Loss of housekeeping selenoprotein expression in mouse liver modulates lipoprotein metabolism

Abstract

Selenium is incorporated into proteins as selenocysteine (Sec), which is dependent on its specific tRNA, designated tRNA([Ser]Sec). Targeted removal of the tRNA([Ser]Sec) gene (Trsp) in mouse hepatocytes previously demonstrated the importance of selenoproteins in liver function. Herein, analysis of plasma proteins in this Trsp knockout mouse revealed increases in apolipoprotein E (ApoE) that was accompanied by elevated plasma cholesterol levels. The expression of genes involved in cholesterol biosynthesis, metabolism and transport were also altered in knockout mice. Additionally, in two transgenic Trsp mutant mouse lines (wherein only housekeeping selenoprotein synthesis was restored), the expression of ApoE, as well as genes involved in cholesterol biosynthesis, metabolism and transport were similar to those observed in wild type mice. These data correlate with reports that selenium deficiency results in increased levels of ApoE, indicating for the first time that housekeeping selenoproteins have a role in regulating lipoprotein biosynthesis and metabolism.

Fig. 1

Analysis of plasma proteins in wild type and ΔTrsp mice. (A) Plasma proteins from wild type and ΔTrsp mice were electrophoresed and stained with Coomassie Blue. The elevated protein (~35 kDa) in ΔTrsp mice is indicated by an arrow. (B) Mouse ApoE sequence. Peptides detected by MS/MS analysis are underlined and shown in bold.

Fig. 2

Analysis of ApoE and Apoe mRNA in wild type and ΔTrsp mice. (A) Coomassie Blue staining of plasma proteins from male and female wild type and ΔTrsp mice (upper panel) and immunodetection of ApoE using polyclonal anti-ApoE antibodies in plasma from the same mice (lower panel). (B) The relative Apoe mRNA levels in liver and kidney samples of wild type and ΔTrsp mice, determined by real-time PCR. The level of Apoe mRNA in each sample was normalized to that of 18S rRNA and the normalized value for Apoe mRNA in ΔTrsp mice was then plotted relative to that of wild type mice along with the error bars. The results are representations of 4 independent experiments, each carried out in triplicate (*, p < 0.0005 versus wild type mice).

Fig. 3

Cholesterol levels and analysis of genes involved in cholesterol metabolism in wild type and ΔTrsp mice. (A) Examination of plasma cholesterol levels in wild type and ΔTrsp male and female mice. The values represent means ± SE, n = 5 mice/sex · genotype⁻¹ (p < 0.01 for both genders). (B) Microarray analysis, using total RNA from liver of wild type and ΔTrsp mice showing genes with altered expression involved in cholesterol biosynthesis, metabolism or transport.

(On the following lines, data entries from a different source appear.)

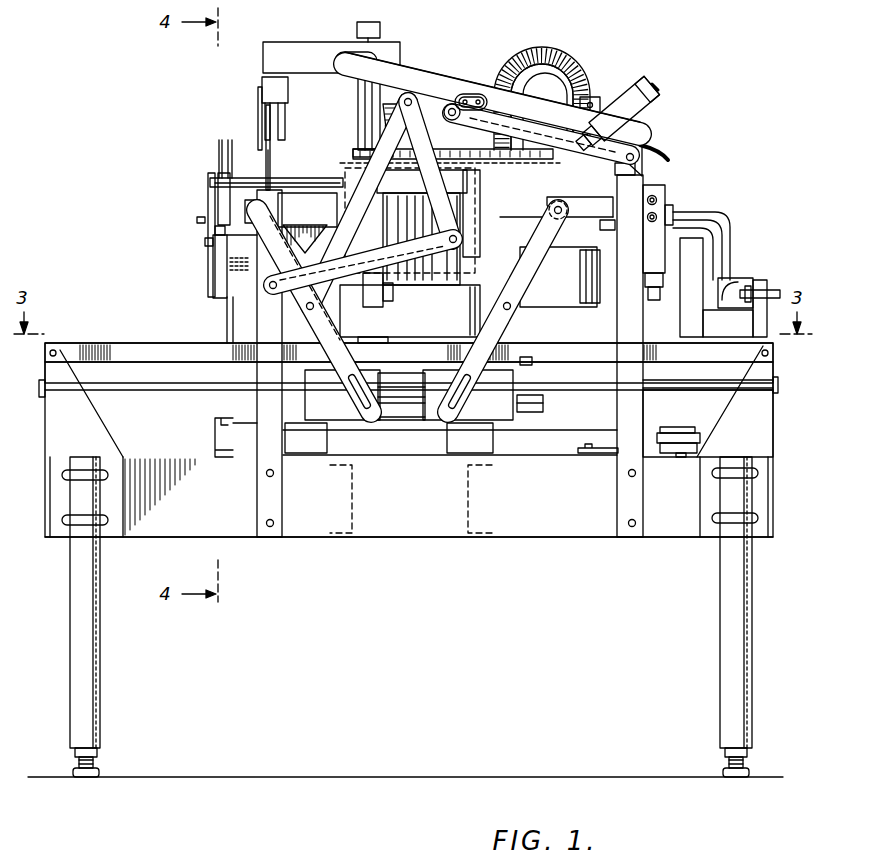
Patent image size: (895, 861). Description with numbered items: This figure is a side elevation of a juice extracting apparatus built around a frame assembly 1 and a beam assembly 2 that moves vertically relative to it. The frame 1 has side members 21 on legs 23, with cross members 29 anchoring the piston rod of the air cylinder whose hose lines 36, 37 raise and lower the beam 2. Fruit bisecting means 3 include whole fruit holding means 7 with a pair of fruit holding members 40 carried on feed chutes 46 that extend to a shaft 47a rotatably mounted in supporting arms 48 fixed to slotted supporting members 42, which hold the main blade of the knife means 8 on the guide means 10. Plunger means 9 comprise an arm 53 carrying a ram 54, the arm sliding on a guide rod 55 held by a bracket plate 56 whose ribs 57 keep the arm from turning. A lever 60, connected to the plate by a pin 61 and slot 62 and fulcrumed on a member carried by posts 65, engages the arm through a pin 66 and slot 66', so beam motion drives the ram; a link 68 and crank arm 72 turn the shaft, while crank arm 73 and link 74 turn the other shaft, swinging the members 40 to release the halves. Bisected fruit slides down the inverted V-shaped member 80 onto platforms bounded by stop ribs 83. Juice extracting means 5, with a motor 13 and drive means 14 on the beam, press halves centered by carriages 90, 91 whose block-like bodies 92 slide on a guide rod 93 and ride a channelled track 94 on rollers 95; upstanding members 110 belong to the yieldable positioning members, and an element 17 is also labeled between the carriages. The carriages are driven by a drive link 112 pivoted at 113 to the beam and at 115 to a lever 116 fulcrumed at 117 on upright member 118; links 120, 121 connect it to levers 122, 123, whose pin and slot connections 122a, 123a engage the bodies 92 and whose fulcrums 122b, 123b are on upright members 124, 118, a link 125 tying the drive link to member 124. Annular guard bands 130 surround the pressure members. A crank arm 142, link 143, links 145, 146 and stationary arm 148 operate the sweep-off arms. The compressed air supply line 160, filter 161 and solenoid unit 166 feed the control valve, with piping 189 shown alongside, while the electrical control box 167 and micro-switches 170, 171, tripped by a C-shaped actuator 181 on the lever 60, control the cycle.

The frame assembly 1 is at (158, 462).
The beam assembly 2 is at (358, 172).
The fruit bisecting means 3 is at (290, 222).
The juice extracting means 5 is at (418, 328).
The whole fruit holding means 7 is at (238, 245).
The knife means 8 is at (238, 268).
The plunger means 9 is at (288, 122).
The guide means 10 is at (226, 330).
The motor 13 is at (553, 302).
The drive means 14 is at (478, 160).
The center block 17 is at (404, 412).
The side members 21 is at (571, 530).
The legs 23 is at (72, 626).
The cross members 29 is at (350, 505).
The flexible hose line 36 is at (527, 50).
The flexible hose line 37 is at (545, 64).
The fruit holding members 40 is at (316, 230).
The slotted supporting members 42 is at (213, 281).
The feed chutes 46 is at (288, 186).
The shaft 47a is at (210, 181).
The supporting arms 48 is at (208, 207).
The arm 53 is at (275, 42).
The plunger or ram 54 is at (282, 118).
The guide rod 55 is at (365, 93).
The bracket plate 56 is at (398, 52).
The ribs 57 is at (400, 78).
The lever 60 is at (445, 66).
The pin 61 is at (466, 96).
The slot 62 is at (484, 98).
The posts 65 is at (616, 497).
The pin 66 is at (344, 45).
The slot 66' is at (364, 21).
The link 68 is at (262, 92).
The crank arm 72 is at (272, 182).
The crank arm 73 is at (230, 145).
The link 74 is at (219, 149).
The inverted V-shaped member 80 is at (228, 373).
The stop ribs 83 is at (230, 416).
The carriage 90 is at (330, 413).
The carriage 91 is at (492, 413).
The block-like body 92 is at (409, 395).
The guide rod 93 is at (668, 388).
The channelled track 94 is at (140, 343).
The rollers 95 is at (533, 363).
The upstanding members 110 is at (543, 405).
The drive link 112 is at (470, 218).
The pivot 113 is at (445, 182).
The pivot 115 is at (452, 104).
The lever 116 is at (528, 94).
The fulcrum 117 is at (650, 160).
The upright member 118 is at (640, 170).
The link 120 is at (385, 125).
The link 121 is at (470, 239).
The lever 122 is at (330, 334).
The pin and slot connection 122a is at (364, 420).
The fulcrum 122b is at (258, 204).
The lever 123 is at (530, 271).
The pin and slot connection 123a is at (453, 420).
The fulcrum 123b is at (564, 208).
The upright member 124 is at (257, 310).
The link 125 is at (360, 290).
The annular guard bands 130 is at (385, 334).
The crank arm 142 is at (517, 460).
The link 143 is at (600, 452).
The link 145 is at (683, 428).
The link 146 is at (680, 458).
The stationary arm 148 is at (700, 437).
The compressed air supply line 160 is at (762, 288).
The filter 161 is at (718, 371).
The solenoid unit 166 is at (662, 298).
The electrical control box 167 is at (660, 198).
The micro-switch 170 is at (578, 96).
The micro-switch 171 is at (628, 88).
The C-shaped actuator 181 is at (655, 95).
The pipe 189 is at (705, 244).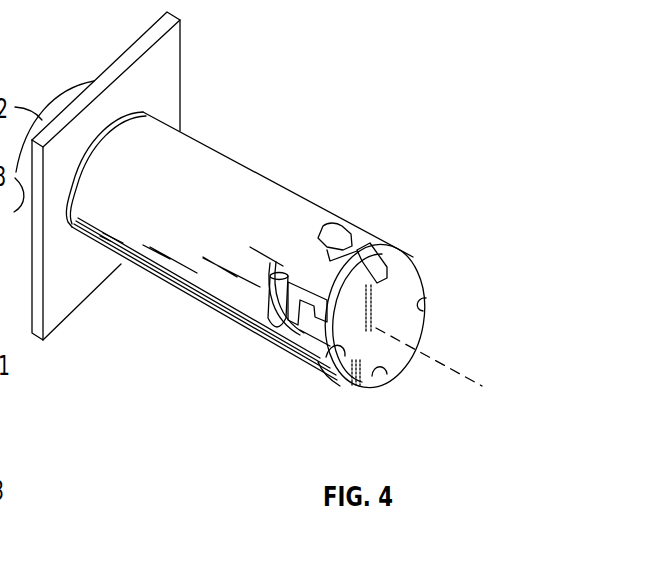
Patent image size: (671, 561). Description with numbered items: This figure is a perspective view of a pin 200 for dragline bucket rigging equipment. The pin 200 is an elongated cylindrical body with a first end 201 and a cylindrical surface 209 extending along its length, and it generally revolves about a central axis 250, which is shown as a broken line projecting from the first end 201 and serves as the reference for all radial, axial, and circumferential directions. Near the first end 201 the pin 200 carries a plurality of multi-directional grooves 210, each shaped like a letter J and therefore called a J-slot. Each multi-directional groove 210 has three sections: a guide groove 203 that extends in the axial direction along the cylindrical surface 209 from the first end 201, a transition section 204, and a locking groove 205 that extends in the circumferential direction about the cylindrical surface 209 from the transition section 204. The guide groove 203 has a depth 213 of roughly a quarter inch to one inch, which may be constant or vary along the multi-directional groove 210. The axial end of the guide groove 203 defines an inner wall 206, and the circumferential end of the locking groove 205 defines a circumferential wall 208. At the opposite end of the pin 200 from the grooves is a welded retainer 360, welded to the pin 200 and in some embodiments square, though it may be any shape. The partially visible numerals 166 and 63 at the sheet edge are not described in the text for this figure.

The welded retainer 360 is at (170, 73).
The pin 200 is at (239, 246).
The cylindrical surface 209 is at (192, 146).
The first end 201 is at (400, 268).
The circumferential wall 208 is at (336, 236).
The multi-directional groove 210 is at (370, 233).
The locking groove 205 is at (280, 273).
The inner wall 206 is at (273, 290).
The transition section 204 is at (290, 337).
The guide groove 203 is at (307, 345).
The depth 213 is at (325, 385).
The axis 250 is at (421, 346).
The component 166 is at (14, 296).
The component 63 is at (12, 213).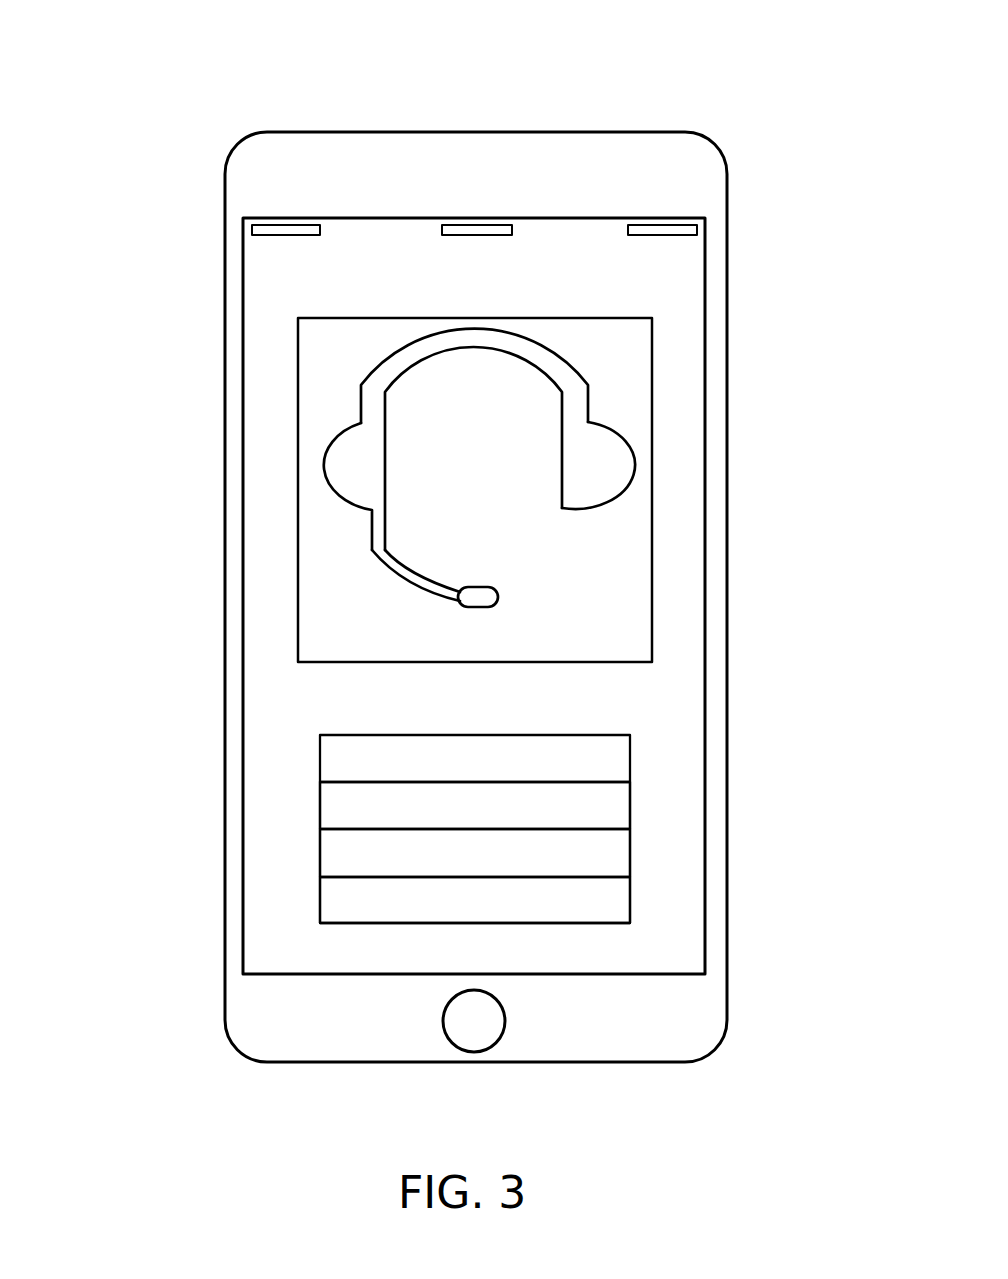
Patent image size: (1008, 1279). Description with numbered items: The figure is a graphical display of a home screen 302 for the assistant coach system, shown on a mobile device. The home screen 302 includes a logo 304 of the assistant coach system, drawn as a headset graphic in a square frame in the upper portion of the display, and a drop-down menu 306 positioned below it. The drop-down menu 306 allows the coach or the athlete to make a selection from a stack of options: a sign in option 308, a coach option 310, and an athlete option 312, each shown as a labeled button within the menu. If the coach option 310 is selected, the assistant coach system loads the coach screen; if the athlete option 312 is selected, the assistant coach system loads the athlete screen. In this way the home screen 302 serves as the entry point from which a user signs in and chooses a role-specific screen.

The home screen 302 is at (128, 44).
The logo 304 is at (637, 352).
The drop-down menu 306 is at (603, 803).
The sign in option 308 is at (612, 802).
The coach option 310 is at (612, 858).
The athlete option 312 is at (612, 910).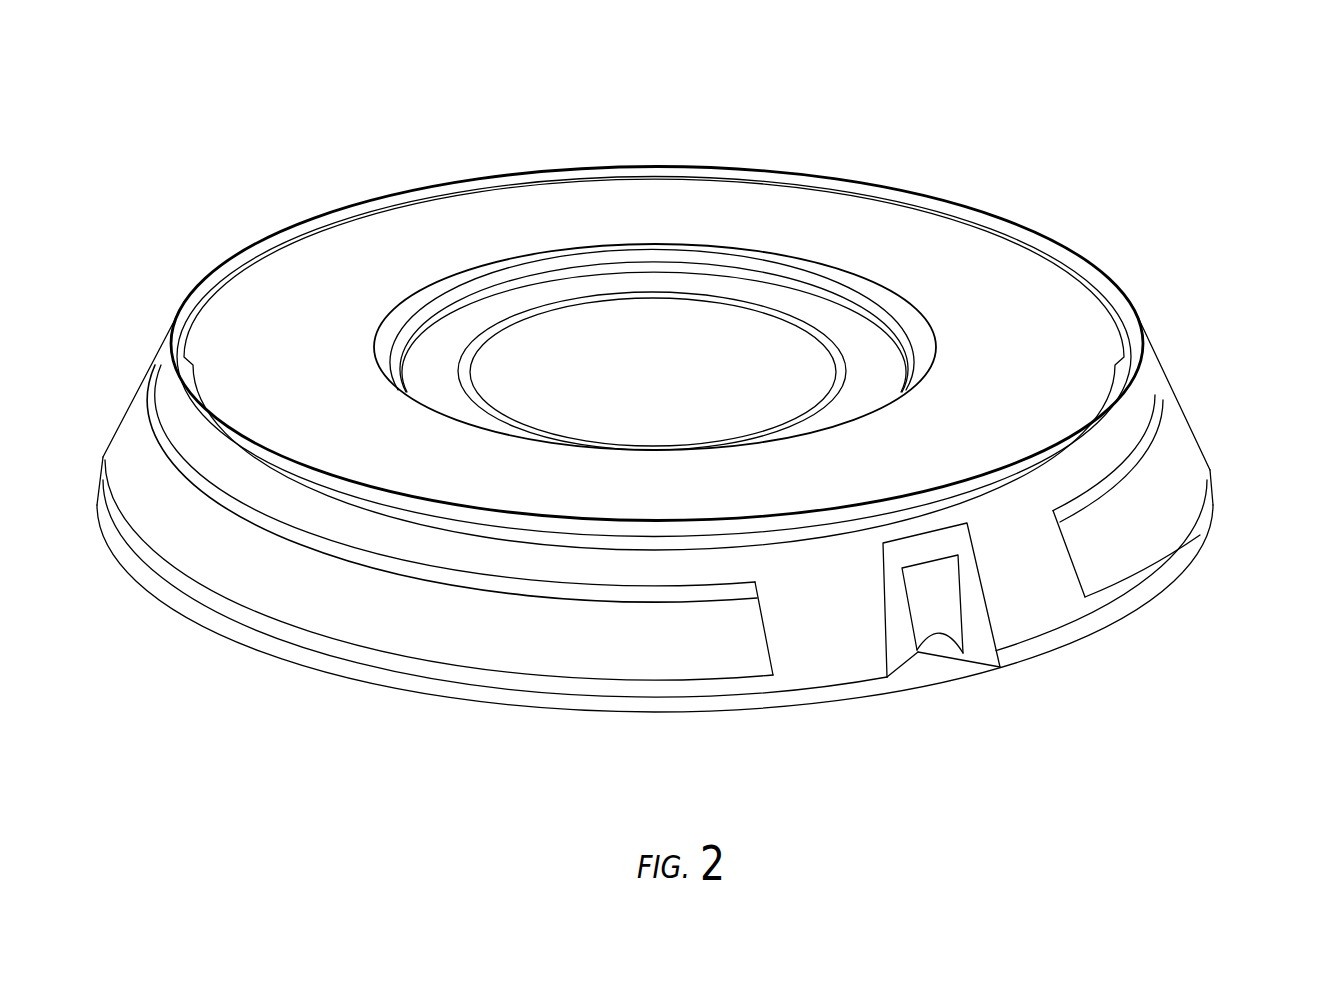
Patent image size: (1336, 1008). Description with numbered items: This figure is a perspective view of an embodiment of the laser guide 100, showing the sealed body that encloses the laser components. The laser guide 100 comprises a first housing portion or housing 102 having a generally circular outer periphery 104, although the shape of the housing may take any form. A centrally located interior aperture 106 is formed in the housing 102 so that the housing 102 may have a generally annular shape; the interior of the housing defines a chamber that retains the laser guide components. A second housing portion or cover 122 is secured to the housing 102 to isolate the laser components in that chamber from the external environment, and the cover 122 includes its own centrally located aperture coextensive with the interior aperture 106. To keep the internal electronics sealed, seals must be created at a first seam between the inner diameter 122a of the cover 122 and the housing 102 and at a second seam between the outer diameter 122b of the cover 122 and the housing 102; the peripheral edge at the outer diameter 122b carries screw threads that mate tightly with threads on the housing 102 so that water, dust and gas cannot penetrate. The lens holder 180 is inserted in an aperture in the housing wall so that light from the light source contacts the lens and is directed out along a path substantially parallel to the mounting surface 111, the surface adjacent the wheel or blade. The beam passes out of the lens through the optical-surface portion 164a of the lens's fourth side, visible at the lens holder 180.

Results from four independent hybridizations are shown in the column designated ΔFOLD wherein an arrow pointing up indicates a relative increase, and an arrow pointing down, a relative decrease in mRNA expression; and the standard error is shown in the column designated SE. (C) Real-time PCR analysis of mRNA levels of some of the genes tabulated in Fig. 3B. The results represent 3–4 independent experiments, each carried out in triplicate and shown along with the error bars (*, p < 0.005; **, p < 0.1)

Fig. 4

ApoE and cholesterol levels in A34 and G37 mice. ApoE was assessed by western blotting and cholesterol levels were measured in plasma lipids of wild type, ΔTrsp, A34 and G37 mice. (A) Coomassie Blue staining of plasma proteins from wild type, ΔTrsp, A34 and G37 male mice (upper panel) and western blotting carried out using polyclonal anti-ApoE antibodies (lower panel). (B) Plasma cholesterol levels. Values represent means ± SE, n = 5 mice/genotype for wild type and ΔTrsp mice and n = 4 mice/genotype for A34 and G37 mice (*, p < 0.01).